Segundo Fabiano Soares Andrade, gerente do Sebrae na região Capim, o diferencial do programa é articular restauração florestal e acesso ao mercado. “A roça sem fogo aumenta a produtividade e prepara produtos sustentáveis para atender consumidores exigentes”, explica.
Organização local
O geógrafo René Poccard-Chapuis, do Cirad, ressalta a importância da mobilização comunitária para o sucesso da iniciativa. “É uma transição de uma técnica milenar baseada no fogo para uma agricultura permanente. A organização das comunidades é determinante para evitar incêndios e manter credibilidade”, avalia.

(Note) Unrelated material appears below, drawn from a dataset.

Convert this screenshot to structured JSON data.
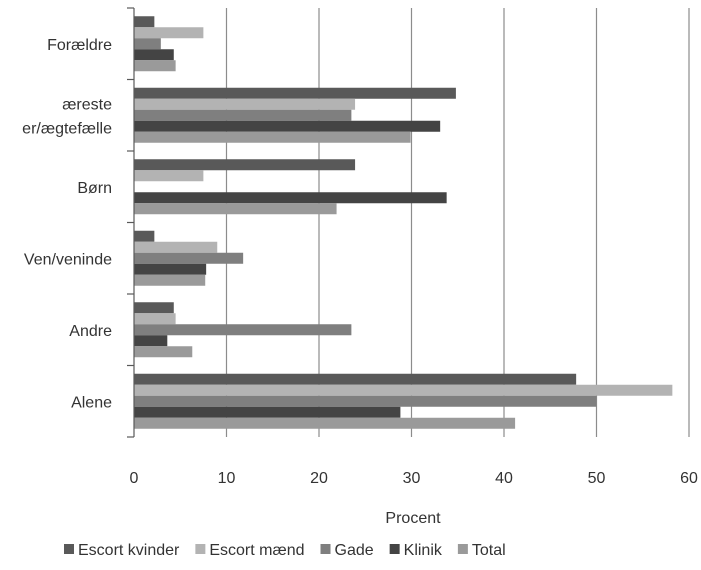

Maria Peniche, coordenadora do Fórum Paragominas, reforça que cada comunidade enfrenta condições distintas de solo e precisa de assistência contínua. “Tivemos ganhos com a mandioca e a diversificação de culturas, mas ainda há barreiras, como a falta de regularização fundiária e de crédito”, diz.
Vozes indígenas e sociais
Josuel Tembé, da aldeia Payhu, lembra que a seca de 2024 trouxe grandes incêndios à Terra Indígena Alto Rio Guamá. “Agora, com a roça sem fogo, estamos mudando a rotina da comunidade. Aprendemos juntos, mas precisamos de mais apoio técnico para proteger a floresta e garantir a produção”, afirma.

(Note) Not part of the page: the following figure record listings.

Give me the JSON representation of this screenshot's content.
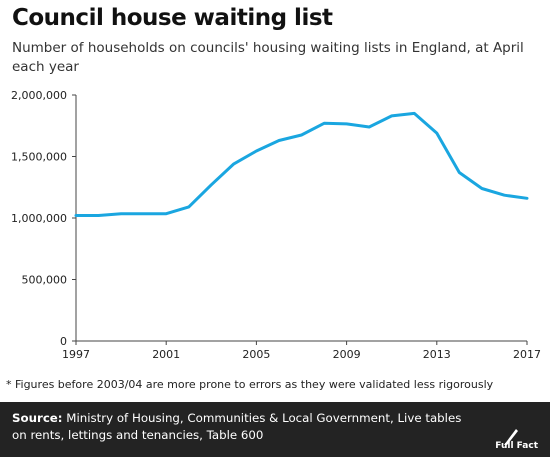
{
  "title": "Council house waiting list",
  "subtitle": "Number of households on councils' housing waiting lists in England, at April each year",
  "footnote": "* Figures before 2003/04 are more prone to errors as they were validated less rigorously",
  "source": {
    "label": "Source:",
    "text": "Ministry of Housing, Communities & Local Government, Live tables on rents, lettings and tenancies, Table 600"
  },
  "logo_text": "Full Fact",
  "colors": {
    "line": "#1aa6e0",
    "axis": "#444444",
    "footer": "#232323"
  },
  "chart_data": {
    "type": "line",
    "x": [
      1997,
      1998,
      1999,
      2000,
      2001,
      2002,
      2003,
      2004,
      2005,
      2006,
      2007,
      2008,
      2009,
      2010,
      2011,
      2012,
      2013,
      2014,
      2015,
      2016,
      2017
    ],
    "series": [
      {
        "values": [
          1020000,
          1020000,
          1035000,
          1035000,
          1035000,
          1090000,
          1270000,
          1440000,
          1545000,
          1630000,
          1675000,
          1770000,
          1765000,
          1740000,
          1830000,
          1850000,
          1690000,
          1370000,
          1240000,
          1185000,
          1160000
        ]
      }
    ],
    "xlim": [
      1997,
      2017
    ],
    "ylim": [
      0,
      2000000
    ],
    "xticks": [
      "1997",
      "2001",
      "2005",
      "2009",
      "2013",
      "2017"
    ],
    "yticks": [
      "0",
      "500,000",
      "1,000,000",
      "1,500,000",
      "2,000,000"
    ],
    "grid": false,
    "legend": "none"
  }
}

Para a socióloga Cristina Rosero, do Cirad, a experiência mostra que as soluções para a Amazônia passam também pelo aspecto social. “A floresta é habitada por milhões de pessoas. A COP30 precisa dar espaço às populações que vivem dela e com ela”, pontua.
A experiência em Paragominas reforça que inovação agrícola, preservação ambiental e protagonismo comunitário podem caminhar juntos, abrindo caminho para uma Amazônia produtiva, sustentável e resiliente.